BOSTON (CBS) — Manny Ramirez has been called almost everything over the years, from a hitting savant to a bird-brained idiot to a clubhouse cancer to the greatest right-handed hitter of his generation. Now, you can add one more description: philosopher.

Since arriving at camp for the Oakland A’s last week, the 39-year-old has been offering tidbits of wisdom on how to live life the right way.

“If you go to the Hall of Fame and you’re not a good person when God calls … if you go to the Hall of Fame but lose your soul, what are you going to accomplish? You’re going to burn in hell,” Ramirez flatly told’s Scott Miller.

Ramirez will be wearing his newfound philosophy on his back all year, too, as he chose the jersey No. 1 for a very specific reason. He originally wanted No. 7, which was already taken, so his second choice wasn’t difficult.

“God made the world in seven days, and everything starts with one,” he explained.

Ramirez should be thankful for his opportunity with Oakland, and he is. He retired last year after testing positive for a banned substance for the second time in two years, seemingly ending his career in disgrace.
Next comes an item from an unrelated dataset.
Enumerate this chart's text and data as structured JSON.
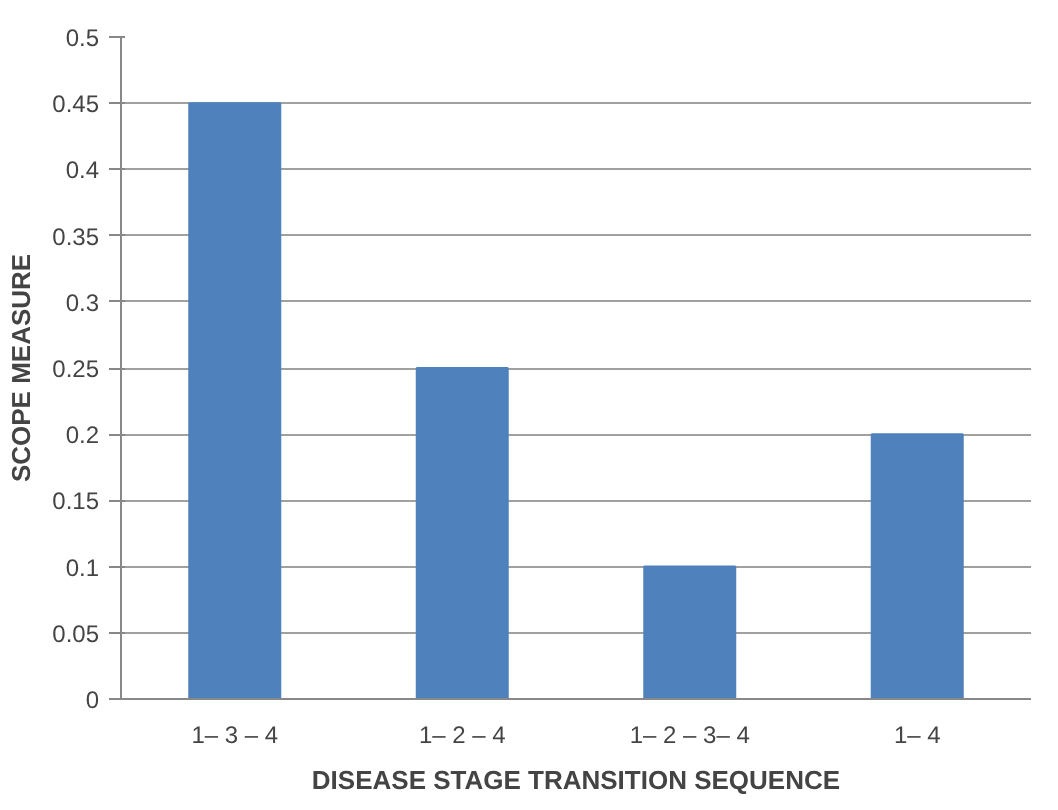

When he recently declared he hoped to return to baseball, you can imagine it was difficult to find an interesting party.

The long search for a baseball team, Ramirez says, was God’s doing.

“I think God was waiting for the right team, where the blessing was going to be. That’s why I’m here,” he said, according to the San Jose Mercury News.
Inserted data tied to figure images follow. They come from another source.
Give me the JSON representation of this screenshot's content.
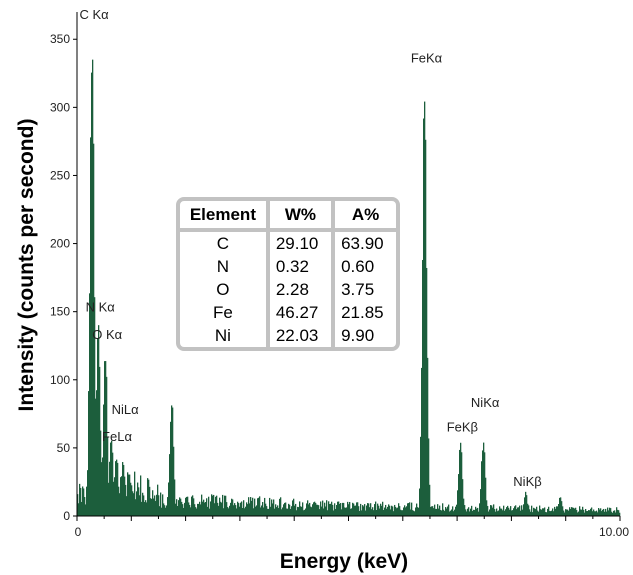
{
  "chart_data": {
    "type": "bar",
    "xlabel": "Energy (keV)",
    "ylabel": "Intensity (counts per second)",
    "xlim": [
      0,
      10
    ],
    "ylim": [
      0,
      370
    ],
    "x_ticks": [
      "0",
      "10.00"
    ],
    "y_ticks": [
      0,
      50,
      100,
      150,
      200,
      250,
      300,
      350
    ],
    "bar_color": "#1c5e3c",
    "background_peaks": [
      {
        "x": 0.277,
        "y": 365
      },
      {
        "x": 0.39,
        "y": 150
      },
      {
        "x": 0.52,
        "y": 130
      },
      {
        "x": 0.63,
        "y": 60
      },
      {
        "x": 0.72,
        "y": 48
      },
      {
        "x": 0.85,
        "y": 40
      },
      {
        "x": 1.74,
        "y": 95
      },
      {
        "x": 6.4,
        "y": 333
      },
      {
        "x": 7.06,
        "y": 60
      },
      {
        "x": 7.48,
        "y": 60
      },
      {
        "x": 8.26,
        "y": 18
      },
      {
        "x": 8.9,
        "y": 15
      }
    ],
    "annotations": [
      {
        "label": "C Kα",
        "x": 0.277,
        "y": 365
      },
      {
        "label": "N Kα",
        "x": 0.39,
        "y": 150
      },
      {
        "label": "O Kα",
        "x": 0.52,
        "y": 130
      },
      {
        "label": "NiLα",
        "x": 0.85,
        "y": 75
      },
      {
        "label": "FeLα",
        "x": 0.7,
        "y": 55
      },
      {
        "label": "FeKα",
        "x": 6.4,
        "y": 333
      },
      {
        "label": "FeKβ",
        "x": 7.06,
        "y": 62
      },
      {
        "label": "NiKα",
        "x": 7.48,
        "y": 80
      },
      {
        "label": "NiKβ",
        "x": 8.26,
        "y": 22
      }
    ]
  },
  "composition_table": {
    "headers": [
      "Element",
      "W%",
      "A%"
    ],
    "rows": [
      [
        "C",
        "29.10",
        "63.90"
      ],
      [
        "N",
        "0.32",
        "0.60"
      ],
      [
        "O",
        "2.28",
        "3.75"
      ],
      [
        "Fe",
        "46.27",
        "21.85"
      ],
      [
        "Ni",
        "22.03",
        "9.90"
      ]
    ]
  }
}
Manny’s also in need of redemption for his public domestic assault charge from September, a situation he referred to as “a little problem.”

“Me and my wife had a little problem and that’s the time I said, ‘Whoa, I’ve got to reflect and make a change,'” he told the San Francisco Chronicle.

Regarding his play on the field, Ramirez says he’ll be hustling down that first-base line every single time he puts the ball in play.

“I told him,” manager Bob Melvin told the Mercury News, “one [rule] is all-encompassing that all our guys know. I expect them to bust it down the line every single time. He said, ‘I’ll be the last guy you have to worry about.'”

The last guy the manager has to worry about is Manny? There’s a first time for everything.

Oh, and that whole performance-enhancing drug thing? If Manny tests positive again, he’s banned from baseball for life.

CBSSports’ Miller asked Manny if he’ll test positive again.

“Only God knows,” Manny answered.

When told that he, in fact, would be able to know if he was going to test positive for performance-enhancing drugs, Ramirez answered again.

“You’re right. You’re right, there,” he told Miller. “But God knows what you’re thinking before you’re even thinking about it.”

It doesn’t have quite the same ring to it as Manny being Manny, but you might as well call it Manny being deep. That’s certainly a new one.

Comments (4)
  1. craig says:

    In unrelated news, Manny blows off Kids with Cancer every year during spring training with the Red Sox for 8 years….Keep the oven lit!

  2. BostonPeng says:

    “’Only God knows” if he’l test positive again?

    Hey, Manny! Stop blaming God for your own screwups!

  3. jimbo says:

    manny is a scumbag….if he’s not dissapointing kids w/cancer; he’s knocking down 65 yr. old traveling secretaries because he didn’t get his way…if it looks like a skunk and smells like a skunk, guess what, its a skunk. better yet, its manny

  4. Jack says:

    Jimbo, and the rest of you Manny-haters, shut-up. This guy is the best hitter any of you have ever seen play the game. You know it, I know it, and God knows it.